Игнатов снова зашелся в радостном исступлении.
– Мне сообщат, когда он уйдет. Поскучай пару часов.
Игнатов стоял на обочине дороги и пролистывал список контактов в телефоне.
– Эрнест Карлович, здравствуйте. Я рад, что Вы, наконец, мне ответили.
На другом конце послышался тихий грудной голос.

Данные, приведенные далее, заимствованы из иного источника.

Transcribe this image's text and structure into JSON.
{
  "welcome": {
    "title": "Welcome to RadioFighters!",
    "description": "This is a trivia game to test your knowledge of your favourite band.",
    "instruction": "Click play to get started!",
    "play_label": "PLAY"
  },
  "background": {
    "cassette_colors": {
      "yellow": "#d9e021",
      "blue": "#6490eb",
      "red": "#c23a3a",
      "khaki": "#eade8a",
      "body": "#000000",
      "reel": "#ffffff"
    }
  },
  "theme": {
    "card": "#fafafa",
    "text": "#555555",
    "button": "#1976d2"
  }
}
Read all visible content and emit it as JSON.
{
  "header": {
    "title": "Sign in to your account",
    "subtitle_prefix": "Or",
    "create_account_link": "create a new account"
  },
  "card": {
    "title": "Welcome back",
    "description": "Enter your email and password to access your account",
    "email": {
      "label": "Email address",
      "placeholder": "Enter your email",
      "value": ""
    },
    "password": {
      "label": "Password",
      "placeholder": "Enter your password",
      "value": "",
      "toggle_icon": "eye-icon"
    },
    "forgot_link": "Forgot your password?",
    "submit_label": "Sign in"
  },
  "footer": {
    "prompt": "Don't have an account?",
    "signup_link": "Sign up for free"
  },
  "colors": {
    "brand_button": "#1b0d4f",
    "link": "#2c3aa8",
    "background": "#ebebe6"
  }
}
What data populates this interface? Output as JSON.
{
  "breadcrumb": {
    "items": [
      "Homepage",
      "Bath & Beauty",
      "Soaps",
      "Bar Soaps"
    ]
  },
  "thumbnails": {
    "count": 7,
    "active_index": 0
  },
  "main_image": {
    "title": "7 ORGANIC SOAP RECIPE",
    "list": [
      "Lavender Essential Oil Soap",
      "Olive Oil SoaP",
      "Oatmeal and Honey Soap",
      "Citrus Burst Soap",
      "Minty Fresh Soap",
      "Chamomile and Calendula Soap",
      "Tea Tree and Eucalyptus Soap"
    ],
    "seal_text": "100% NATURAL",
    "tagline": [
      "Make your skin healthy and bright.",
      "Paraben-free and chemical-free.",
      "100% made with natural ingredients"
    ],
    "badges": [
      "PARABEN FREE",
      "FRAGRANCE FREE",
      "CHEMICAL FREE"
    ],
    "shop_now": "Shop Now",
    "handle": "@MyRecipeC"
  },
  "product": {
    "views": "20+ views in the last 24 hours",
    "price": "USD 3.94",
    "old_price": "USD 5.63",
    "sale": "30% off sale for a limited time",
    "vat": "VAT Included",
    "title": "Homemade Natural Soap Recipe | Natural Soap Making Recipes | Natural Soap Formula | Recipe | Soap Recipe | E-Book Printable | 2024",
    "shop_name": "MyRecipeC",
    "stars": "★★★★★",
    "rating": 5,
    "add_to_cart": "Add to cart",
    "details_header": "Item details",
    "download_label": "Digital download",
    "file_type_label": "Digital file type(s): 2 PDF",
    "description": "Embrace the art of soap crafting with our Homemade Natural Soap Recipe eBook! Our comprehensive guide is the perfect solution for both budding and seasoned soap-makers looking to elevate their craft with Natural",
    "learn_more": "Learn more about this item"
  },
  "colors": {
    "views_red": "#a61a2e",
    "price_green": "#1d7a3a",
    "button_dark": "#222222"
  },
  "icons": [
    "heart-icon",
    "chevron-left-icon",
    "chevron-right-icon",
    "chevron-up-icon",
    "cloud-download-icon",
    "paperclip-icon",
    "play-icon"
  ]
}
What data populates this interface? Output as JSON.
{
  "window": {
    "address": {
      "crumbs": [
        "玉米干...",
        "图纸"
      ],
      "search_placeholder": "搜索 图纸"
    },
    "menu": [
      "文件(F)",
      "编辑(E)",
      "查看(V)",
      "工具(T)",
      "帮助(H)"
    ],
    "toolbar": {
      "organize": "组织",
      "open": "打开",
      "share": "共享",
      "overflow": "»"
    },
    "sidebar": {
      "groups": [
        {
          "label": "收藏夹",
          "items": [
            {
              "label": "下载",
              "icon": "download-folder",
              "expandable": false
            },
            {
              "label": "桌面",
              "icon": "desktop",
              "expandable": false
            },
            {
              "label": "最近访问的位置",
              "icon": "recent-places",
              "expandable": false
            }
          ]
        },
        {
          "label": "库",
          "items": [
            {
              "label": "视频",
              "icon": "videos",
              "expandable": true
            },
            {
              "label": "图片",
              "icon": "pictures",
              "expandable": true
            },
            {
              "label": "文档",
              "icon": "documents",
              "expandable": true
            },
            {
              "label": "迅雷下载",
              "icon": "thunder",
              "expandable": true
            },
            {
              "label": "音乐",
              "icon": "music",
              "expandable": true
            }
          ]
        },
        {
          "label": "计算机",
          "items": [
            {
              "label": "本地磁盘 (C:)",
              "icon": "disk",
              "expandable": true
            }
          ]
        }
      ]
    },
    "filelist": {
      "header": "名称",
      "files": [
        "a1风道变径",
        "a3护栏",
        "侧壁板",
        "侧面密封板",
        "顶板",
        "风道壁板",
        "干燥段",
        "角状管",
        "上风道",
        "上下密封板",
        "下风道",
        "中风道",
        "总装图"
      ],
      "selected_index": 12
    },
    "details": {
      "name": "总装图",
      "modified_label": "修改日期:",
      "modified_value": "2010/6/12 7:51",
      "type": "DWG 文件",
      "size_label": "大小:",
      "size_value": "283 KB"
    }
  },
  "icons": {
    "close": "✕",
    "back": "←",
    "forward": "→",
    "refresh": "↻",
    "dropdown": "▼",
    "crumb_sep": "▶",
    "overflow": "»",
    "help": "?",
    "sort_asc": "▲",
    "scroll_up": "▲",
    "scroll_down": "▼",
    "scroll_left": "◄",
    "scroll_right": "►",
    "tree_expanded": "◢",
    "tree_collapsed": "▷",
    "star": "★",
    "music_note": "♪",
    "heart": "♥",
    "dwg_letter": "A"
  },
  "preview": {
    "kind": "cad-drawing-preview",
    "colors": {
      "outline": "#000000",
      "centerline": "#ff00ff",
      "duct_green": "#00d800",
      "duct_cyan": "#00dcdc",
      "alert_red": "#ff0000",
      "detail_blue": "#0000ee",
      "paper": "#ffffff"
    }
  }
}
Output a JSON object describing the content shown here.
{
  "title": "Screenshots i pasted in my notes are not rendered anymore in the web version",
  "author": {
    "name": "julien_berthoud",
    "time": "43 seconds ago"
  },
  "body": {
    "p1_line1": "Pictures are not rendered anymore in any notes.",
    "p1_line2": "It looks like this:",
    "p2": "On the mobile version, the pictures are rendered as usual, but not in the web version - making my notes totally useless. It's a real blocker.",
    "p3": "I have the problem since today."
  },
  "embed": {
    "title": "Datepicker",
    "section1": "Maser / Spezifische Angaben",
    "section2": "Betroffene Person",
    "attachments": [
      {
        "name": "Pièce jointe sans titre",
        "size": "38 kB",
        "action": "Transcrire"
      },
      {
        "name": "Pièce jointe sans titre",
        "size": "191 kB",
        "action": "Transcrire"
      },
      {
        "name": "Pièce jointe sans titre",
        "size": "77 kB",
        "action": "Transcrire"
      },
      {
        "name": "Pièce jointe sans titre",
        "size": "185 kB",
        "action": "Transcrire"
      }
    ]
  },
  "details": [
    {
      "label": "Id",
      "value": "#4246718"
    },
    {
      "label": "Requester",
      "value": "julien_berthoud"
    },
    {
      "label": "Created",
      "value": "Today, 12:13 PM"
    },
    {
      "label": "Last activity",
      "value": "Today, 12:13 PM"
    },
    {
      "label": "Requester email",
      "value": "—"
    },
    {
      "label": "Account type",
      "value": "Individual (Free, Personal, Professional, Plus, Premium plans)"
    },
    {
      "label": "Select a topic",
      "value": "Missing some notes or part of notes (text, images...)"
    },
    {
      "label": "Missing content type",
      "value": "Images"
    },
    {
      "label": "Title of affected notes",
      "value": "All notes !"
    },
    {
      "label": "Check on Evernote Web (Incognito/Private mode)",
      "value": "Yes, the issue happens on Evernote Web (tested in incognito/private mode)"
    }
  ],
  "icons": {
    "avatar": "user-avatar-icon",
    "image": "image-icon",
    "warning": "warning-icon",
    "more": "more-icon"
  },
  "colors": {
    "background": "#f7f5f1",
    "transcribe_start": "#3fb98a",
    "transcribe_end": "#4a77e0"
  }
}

– Юрочка, дорогой, как Ваше здоровье?
– Вашим заступничеством перед Всеблагим, – мягко и без иронии произнес Игнатов, – иначе не могу объяснить недавнее исцеление.
– Я думал о Вас ежедневно, наводил справки через Всеволода. Получили мои гостинцы?
– Конечно, Эрнест Карлович, трапеции отменные. Стопроцентное попадание. Хотел бы сейчас заехать к Вам – правда, у меня всего пара часов.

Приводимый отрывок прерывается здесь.